Né le 27 novembre 1898, il était
entré à Polytechnique dans la promotion spéciale de 1920.
Très coté sur le plan technique,
il avait longtemps travaillé avec l'Ingénieur Général Antoine quand
celui-ci était responsable des études de batiments légers
(torpilleurs, contre-torpilleurs) aux services techniques de la marine
à Paris.
Sa vaste intelligence, son
extraordinaire mémoire, la stricte discipline qu'il s'imposait et qu'il
exigeait de ses subordonnés provoquaient chez eux qui ne le
connaissaient que dans le service une admiration respectueuse et même
craintive.
A l'égard des ouvriers, il se
montrait dur et quand il dut feindre la collaboration avec les Allemands
et jouer à fond son double jeu, il fut haï.

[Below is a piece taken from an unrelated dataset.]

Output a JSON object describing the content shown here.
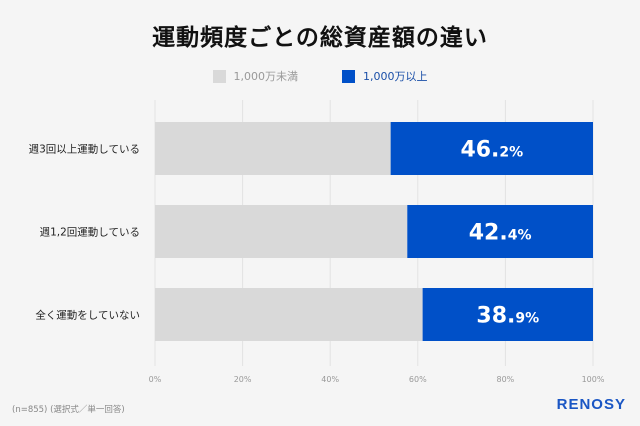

La foule le conspua quand il
partit en octobre 1942 avec le convoi qui emmenait à Westmüde le
contingent des hommes désignés pour travailler en Allemagne.
Pendant quatre ans, dans la ville de Lorient, le nom
de Stosskopf fut honni des patriotes. Comment supposer en effet que
Jacques Stosskopf puisse être autre "chose" qu'un
collaborateur et un ancien agent de la cinquième colonne ?
Cependant, à l'insu de
tous, accablé par le mépris de ceux qui l'entourent, Stosskopf
accomplit une oeuvre surhumaine. Pas un sous-marin ne franchit la passe
de Port-Louis sans que les Alliés n'en soient avertis.
Par des conversations avec les Allemands, il
receuille des renseignements vitaux qu'il communique aux anglais.
Favorisé par sa mémoire, il arrive lui même à identifier des
dizaines de sous-marins qui ne portent ni nom, ni numéro.
Il encourage le sabotage dans l'arsenal et la grève
perlée. L'aviso Bisson, ainsi que d'autres batiments en construction à
l'époque de l'armistice ne seront terminés qu'après la libération.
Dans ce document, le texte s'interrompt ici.